Le plaisir de manger chez les enfants implique diverses structures dans le cerveau. C’est le cas de l’amygdale (pas les amygdales de la gorge, mais un noyau nerveux en forme d’amande), qui fait partie du système limbique, celui des émotions et des souvenirs. L’amygdale est en effet le « carrefour » des émotions, qu’elles soient déclenchées par un système sensoriel ou par l’activité propre du cerveau. C’est-à-dire qu’on peut se rappeler la dégustation d’un mets ou d’un grand vin avec la même émotion que lorsqu’on l’a vécu. L’amygdale joue également un rôle central dans l’installation des aversions alimentaires. Si un plat nous a rendus malades, ce souvenir aversif peut s’installer pour très longtemps et être réveillé par la simple vue ou l’odeur de l’aliment.

La culture du goût en France


En 2010, l’UNESCO a inscrit au patrimoine immatériel de l’Humanité le « repas gastronomique des Français ». Depuis, d’autres pratiques ou productions alimentaires dans le monde ont reçu le même label. Ces éléments culturels sont tous fondés sur le goût (olfaction + gustation) et il est certain que ce que l’on considère comme un bon plat apporte du plaisir et du bien-être. Même s’il faut « consommer avec modération », l’éducation olfacto-gustative vaut qu’on lui donne une place importante pour ses conséquences sur la santé et le bien-être. L’espèce humaine est sans doute la seule espèce où un besoin vital, fondamental — se nourrir — a pu se transformer en art de vivre à travers son histoire.

Activités ludiques pour éveiller son enfant aux différents goûts


“5 senses for kids Foundation” vous recommande quelques jeux pour favoriser le développement du goût chez votre enfant.

  • vous pouvez faire découvrir de nouvelles textures à un enfant avec un yaourt glacé. Placez un bâtonnet dans un yaourt et mettez-le dans votre congélateur. L’enfant peut alors le manger comme une glace.
  • vous pouvez aussi présenter à l’enfant un fruit sous deux formes différentes : une purée et en petits morceaux.

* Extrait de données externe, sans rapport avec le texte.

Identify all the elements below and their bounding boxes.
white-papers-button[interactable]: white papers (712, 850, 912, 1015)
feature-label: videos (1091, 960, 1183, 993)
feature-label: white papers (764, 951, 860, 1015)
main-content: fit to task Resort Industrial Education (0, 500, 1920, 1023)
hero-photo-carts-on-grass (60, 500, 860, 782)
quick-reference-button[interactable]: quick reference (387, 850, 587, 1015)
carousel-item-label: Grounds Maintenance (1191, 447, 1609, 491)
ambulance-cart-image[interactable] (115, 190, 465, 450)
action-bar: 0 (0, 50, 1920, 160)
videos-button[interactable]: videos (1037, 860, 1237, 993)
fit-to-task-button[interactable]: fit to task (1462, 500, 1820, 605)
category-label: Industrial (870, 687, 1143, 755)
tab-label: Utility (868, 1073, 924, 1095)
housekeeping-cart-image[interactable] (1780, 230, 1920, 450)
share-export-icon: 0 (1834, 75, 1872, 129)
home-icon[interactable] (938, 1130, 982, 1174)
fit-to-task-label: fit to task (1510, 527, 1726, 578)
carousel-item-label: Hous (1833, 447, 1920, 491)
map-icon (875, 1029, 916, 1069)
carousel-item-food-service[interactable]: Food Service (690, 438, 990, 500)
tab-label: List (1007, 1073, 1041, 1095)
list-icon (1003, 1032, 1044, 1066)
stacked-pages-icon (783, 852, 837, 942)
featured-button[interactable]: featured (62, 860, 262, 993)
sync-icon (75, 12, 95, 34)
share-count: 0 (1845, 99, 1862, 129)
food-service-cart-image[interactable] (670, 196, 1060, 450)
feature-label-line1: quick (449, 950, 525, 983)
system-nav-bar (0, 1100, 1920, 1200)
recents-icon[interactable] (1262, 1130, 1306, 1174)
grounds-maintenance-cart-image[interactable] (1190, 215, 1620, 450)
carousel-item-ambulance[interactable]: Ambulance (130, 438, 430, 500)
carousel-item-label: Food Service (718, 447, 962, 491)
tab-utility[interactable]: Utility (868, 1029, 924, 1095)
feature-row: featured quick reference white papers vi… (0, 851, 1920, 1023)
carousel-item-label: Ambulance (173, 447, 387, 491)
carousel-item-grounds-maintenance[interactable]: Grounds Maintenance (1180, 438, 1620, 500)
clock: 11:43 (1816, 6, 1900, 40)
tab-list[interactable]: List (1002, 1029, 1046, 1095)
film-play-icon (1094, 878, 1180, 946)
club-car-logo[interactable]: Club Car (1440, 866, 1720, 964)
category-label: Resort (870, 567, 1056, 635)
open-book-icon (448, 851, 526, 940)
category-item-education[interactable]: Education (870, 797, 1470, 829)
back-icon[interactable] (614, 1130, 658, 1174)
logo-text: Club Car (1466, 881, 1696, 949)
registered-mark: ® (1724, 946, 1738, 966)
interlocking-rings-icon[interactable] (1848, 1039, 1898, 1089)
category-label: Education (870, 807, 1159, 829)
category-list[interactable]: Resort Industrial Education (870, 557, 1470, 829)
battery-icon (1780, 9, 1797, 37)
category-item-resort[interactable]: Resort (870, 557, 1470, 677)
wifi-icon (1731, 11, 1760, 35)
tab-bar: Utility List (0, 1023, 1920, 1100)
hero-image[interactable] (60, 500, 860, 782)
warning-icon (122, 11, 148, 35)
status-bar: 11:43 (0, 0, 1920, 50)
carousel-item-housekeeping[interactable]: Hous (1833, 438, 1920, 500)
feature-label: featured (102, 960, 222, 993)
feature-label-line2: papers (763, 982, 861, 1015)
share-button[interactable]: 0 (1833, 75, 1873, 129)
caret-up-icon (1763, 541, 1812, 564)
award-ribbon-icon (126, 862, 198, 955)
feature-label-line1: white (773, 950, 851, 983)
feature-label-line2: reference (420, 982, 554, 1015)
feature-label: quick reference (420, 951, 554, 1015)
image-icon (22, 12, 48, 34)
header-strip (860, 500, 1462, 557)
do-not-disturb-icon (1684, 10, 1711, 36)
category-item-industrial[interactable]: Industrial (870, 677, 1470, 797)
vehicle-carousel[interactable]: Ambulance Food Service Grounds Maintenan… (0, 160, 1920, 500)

Pour des enfants âgés de 3 ou 4 ans :

  • Dès que les enfants ont suffisamment de compréhension, on leur montre ce qu’ils doivent faire et suffisamment confiance (car il faut se boucher le nez). Le but est de montrer que le goût, c’est de l’odorat. Avec un morceau de chocolat ou une cuillerée de yaourt parfumé : les yeux fermés et le nez pincé, on met l’aliment dans la bouche. On mastique quelques secondes. Il faut prendre le temps de « sentir » la sensation ; puis on ouvre le nez : que se passe-t-il ?
  • On peut aussi  faire goûter les saveurs de base : sel, sucre (facile) ; plus difficile : l’acide, du jus de citron par exemple (souvent, les enfants n’aiment pas) et l’amer comme l’endive  (ils aiment moins encore, mais ça dépend des enfants).